It’s strange: one would think that Warmists would voluntarily change their behavior, not have Certain People within the Cult of Climsastrology find ways to force that change. If they really believe
Addressing climate change with behavioral science: A global intervention tournament in 63 countries
Abstract
Effectively reducing climate change requires marked, global behavior change. However, it is unclear which strategies are most likely to motivate people to change their climate beliefs and behaviors. Here, we tested 11 expert-crowdsourced interventions on four climate mitigation outcomes: beliefs, policy support, information sharing intention, and an effortful tree-planting behavioral task. Across 59,440 participants from 63 countries, the interventions’ effectiveness was small, largely limited to nonclimate skeptics, and differed across outcomes: Beliefs were strengthened mostly by decreasing psychological distance (by 2.3%), policy support by writing a letter to a future-generation member (2.6%), information sharing by negative emotion induction (12.1%), and no intervention increased the more effortful behavior—several interventions even reduced tree planting. Last, the effects of each intervention differed depending on people’s initial climate beliefs. These findings suggest that the impact of behavioral climate interventions varies across audiences and target behaviors.
Unsurprisingly, government force is required
The second outcome was support for climate change mitigation policy (nine items; e.g., “I support raising carbon taxes on gas/fossil fuels/coal”). Given that successful climate mitigation requires large-scale policy reform (1) and the public’s support for climate policies is the top predictor of policy adoption (27), this outcome variable reflects the importance of impactful systemic change, rather than private mitigation efforts based on individual decision-making (28–30). Recent work argues that individual-level behaviors should be targeted alongside structural changes (31), especially since framing climate change as an individual level problem can backfire, leading to feelings of helplessness and concerns about free riding (32, 33).
This is a long, long, long paper, which, much like the new Roadhouse movie, did anyone ask for it? Or, is it just a matter of government gave them lots of money or they wanted to find a way to get lots of money from government, which is happy to piss taxpayer money away on cult science?

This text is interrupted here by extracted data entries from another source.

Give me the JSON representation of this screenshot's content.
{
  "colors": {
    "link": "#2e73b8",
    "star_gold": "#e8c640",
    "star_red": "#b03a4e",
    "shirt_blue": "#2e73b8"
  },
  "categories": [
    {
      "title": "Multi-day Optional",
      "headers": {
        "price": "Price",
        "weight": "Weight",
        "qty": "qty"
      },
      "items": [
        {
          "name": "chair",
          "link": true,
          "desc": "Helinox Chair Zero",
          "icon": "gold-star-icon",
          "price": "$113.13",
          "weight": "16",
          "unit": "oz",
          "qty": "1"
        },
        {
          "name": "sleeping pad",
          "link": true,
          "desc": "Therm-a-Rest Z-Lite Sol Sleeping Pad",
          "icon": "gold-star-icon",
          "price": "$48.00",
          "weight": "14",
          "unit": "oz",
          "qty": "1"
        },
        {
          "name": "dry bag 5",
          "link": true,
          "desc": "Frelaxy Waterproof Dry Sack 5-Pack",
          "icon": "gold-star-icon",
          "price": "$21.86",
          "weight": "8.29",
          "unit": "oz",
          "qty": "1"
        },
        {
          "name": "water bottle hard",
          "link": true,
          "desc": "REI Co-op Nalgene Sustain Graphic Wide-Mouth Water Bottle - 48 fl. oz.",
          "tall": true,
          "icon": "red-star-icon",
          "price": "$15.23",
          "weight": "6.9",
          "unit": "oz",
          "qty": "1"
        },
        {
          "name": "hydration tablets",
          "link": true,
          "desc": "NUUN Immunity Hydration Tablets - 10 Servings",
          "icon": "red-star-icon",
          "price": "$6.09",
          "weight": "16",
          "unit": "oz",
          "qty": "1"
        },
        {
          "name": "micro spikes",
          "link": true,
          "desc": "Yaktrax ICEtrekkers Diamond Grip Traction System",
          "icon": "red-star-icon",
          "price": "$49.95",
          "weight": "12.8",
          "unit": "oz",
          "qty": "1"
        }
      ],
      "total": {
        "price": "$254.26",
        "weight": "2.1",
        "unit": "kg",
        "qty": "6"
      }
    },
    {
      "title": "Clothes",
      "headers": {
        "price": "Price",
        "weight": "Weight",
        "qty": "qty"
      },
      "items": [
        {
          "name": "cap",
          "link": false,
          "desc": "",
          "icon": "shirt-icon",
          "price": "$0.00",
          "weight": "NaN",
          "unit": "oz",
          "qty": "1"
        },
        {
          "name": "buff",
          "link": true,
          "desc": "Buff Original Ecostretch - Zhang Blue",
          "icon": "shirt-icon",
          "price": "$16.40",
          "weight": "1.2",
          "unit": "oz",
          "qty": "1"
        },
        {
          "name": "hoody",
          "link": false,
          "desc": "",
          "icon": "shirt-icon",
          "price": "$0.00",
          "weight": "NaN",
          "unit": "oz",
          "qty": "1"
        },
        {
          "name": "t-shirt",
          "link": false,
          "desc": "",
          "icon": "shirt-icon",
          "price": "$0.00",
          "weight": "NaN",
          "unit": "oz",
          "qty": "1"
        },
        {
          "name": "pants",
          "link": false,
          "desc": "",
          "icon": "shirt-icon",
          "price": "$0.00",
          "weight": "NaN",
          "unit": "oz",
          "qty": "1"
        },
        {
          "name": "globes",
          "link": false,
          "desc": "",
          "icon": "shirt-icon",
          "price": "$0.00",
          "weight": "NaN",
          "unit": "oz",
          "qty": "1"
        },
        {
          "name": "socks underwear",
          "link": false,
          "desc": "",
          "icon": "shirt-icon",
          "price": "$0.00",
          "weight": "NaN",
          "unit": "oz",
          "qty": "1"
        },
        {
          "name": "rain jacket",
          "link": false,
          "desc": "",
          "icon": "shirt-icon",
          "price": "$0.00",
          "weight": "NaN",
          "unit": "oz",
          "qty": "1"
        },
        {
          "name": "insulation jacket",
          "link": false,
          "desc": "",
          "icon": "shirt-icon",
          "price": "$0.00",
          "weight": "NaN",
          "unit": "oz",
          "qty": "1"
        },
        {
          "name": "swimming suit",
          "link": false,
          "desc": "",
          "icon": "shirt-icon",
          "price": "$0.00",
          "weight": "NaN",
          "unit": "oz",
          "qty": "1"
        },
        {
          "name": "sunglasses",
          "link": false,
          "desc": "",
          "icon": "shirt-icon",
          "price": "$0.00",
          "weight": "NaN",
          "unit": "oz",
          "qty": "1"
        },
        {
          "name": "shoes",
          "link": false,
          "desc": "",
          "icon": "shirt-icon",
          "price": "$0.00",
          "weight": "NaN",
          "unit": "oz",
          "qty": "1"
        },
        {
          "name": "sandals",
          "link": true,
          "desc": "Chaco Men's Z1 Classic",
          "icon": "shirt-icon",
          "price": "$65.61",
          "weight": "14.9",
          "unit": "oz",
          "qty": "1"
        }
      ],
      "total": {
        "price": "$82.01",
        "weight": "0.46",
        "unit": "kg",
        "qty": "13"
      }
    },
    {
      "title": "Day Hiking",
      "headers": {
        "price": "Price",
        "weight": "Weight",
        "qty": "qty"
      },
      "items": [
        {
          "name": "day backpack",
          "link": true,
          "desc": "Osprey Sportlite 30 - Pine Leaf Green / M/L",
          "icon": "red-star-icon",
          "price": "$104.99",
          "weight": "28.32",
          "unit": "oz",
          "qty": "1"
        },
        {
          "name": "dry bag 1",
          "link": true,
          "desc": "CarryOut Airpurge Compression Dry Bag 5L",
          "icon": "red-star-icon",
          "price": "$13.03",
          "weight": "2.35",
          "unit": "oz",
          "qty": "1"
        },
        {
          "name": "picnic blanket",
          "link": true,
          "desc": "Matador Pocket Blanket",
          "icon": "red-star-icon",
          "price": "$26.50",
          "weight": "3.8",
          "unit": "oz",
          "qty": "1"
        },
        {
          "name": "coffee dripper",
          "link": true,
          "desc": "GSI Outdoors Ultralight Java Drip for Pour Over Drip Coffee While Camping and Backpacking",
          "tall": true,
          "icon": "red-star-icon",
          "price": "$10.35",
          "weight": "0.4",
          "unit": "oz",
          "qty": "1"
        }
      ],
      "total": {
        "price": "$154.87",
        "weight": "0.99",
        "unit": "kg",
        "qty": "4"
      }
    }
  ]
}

Here, climate change beliefs were strengthened most by decreasing the psychological distance of climate change. Support for climate change mitigation policy was increased mostly by writing a letter to be read in the future by a socially close child, describing one’s current climate change mitigation actions. Willingness to share climate change information on social media was increased most by inducing negative emotions through “doom and gloom”–styled messaging about the consequences of climate change. Last, while half of the tested interventions had no effect on the effortful tree-planting behavior, the other half of the interventions reduced the number of trees participants planted. Beyond revealing the utility of harnessing a multioutcome approach, these results also highlight the need for tailoring interventions to target outcomes.
I’d love to see what they wrote. “Hey, I changed a few lightbulbs.” “Hey, I drove a fossil fueled vehicle to a protest.” “Hey, I threw soup on artwork and glued myself to something.” “But, the hell if I’m going to give up my own massive 1st World carbon footprint.” Seriously, why should anyone make any changes when the Elites don’t, and the biggest climate cultists do not?